Washington signale que la crypto est désormais fermement intégrée à sa boîte à outils de sanctions. Pour l’Iran, les stablecoins peuvent rester utiles pour des tentatives de contournement, mais de gros soldes peuvent devenir vulnérables une fois que les enquêteurs identifient des clusters de portefeuilles et que les émetteurs coopèrent. Pour l’industrie de la crypto, l’action renforce une tension centrale : les stablecoins deviennent une infrastructure financière grand public, mais cela signifie aussi qu’on attend désormais d’eux qu’ils se comportent comme des instruments en dollars réglementés. Le gel marque une nouvelle étape dans la transformation des stablecoins, passant d’outils de liquidité crypto faiblement supervisés à des actifs stratégiques dans le système mondial de sanctions.
Qu’est-ce que le Trésor américain a gelé en lien avec l’Iran ?
Le Trésor américain a gelé plus de 130 millions de dollars en cryptomonnaies liées à la banque centrale de l’Iran. Le secrétaire au Trésor, Scott Bessent, a annoncé que l’Office of Foreign Assets Control avait sanctionné plusieurs portefeuilles de crypto-actifs liés à la banque centrale de l’Iran, bloquant ainsi les actifs en cryptomonnaies.
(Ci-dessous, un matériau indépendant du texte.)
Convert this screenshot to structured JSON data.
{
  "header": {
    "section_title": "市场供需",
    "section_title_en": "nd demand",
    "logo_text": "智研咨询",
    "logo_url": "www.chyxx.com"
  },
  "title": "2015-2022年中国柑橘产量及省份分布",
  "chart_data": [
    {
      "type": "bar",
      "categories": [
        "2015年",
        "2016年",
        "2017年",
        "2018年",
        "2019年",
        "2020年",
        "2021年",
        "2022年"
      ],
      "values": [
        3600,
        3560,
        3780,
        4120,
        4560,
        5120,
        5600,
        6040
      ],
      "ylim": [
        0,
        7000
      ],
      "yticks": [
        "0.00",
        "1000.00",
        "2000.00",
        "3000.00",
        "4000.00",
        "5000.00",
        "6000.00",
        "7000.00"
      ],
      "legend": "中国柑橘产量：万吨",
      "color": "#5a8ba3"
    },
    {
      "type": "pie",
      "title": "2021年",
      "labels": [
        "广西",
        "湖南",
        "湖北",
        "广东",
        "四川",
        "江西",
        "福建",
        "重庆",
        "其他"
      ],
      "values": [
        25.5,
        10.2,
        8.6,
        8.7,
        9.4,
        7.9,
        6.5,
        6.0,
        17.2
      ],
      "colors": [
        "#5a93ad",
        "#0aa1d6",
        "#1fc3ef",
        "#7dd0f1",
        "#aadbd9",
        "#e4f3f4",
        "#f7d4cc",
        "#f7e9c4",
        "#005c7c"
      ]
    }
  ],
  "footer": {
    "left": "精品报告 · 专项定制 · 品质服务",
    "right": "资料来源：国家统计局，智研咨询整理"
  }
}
Des rapports de marché ont indiqué que l’action concernait quatre portefeuilles contenant environ 131 millions de USDT sur le réseau Tron.
Pourquoi les stablecoins sont-ils importants dans l’application des sanctions américaines contre l’Iran ?
Les stablecoins comme l’USDT offrent une exposition au dollar, une liquidité profonde et une transférabilité rapide entre blockchains, ce qui les rend attrayants pour des acteurs soumis à des sanctions afin de déplacer de la valeur en dehors du système bancaire. Les émetteurs de stablecoins centralisés peuvent mettre sur liste noire des adresses et geler des tokens lorsqu’ils en sont priés par les services répressifs ou les autorités chargées des sanctions, donnant ainsi un point d’application aux régulateurs. Les États-Unis utilisent des gels de stablecoins comme outil de sanctions pour cibler directement des adresses spécifiques sur la blockchain et immobiliser les soldes de tokens.
Quels risques de conformité les échanges de crypto encourent-ils concernant des portefeuilles liés à l’Iran ?
La guidance de l’OFAC de juin a indiqué que les institutions financières étrangères et d’autres personnes non américaines peuvent faire l’objet de sanctions si elles soutiennent matériellement ou facilitent des transactions significatives pour des échanges de crypto iraniens désignés. Les plateformes doivent filtrer les adresses de portefeuilles directes et l’exposition à des clusters associés à des échanges sanctionnés, à des brokers monétaires et à des entités liées à l’État. Le défi de conformité est difficile car les stablecoins peuvent circuler rapidement via des portefeuilles en self-custody, des échanges offshore, des bureaux OTC et des routes cross-chain.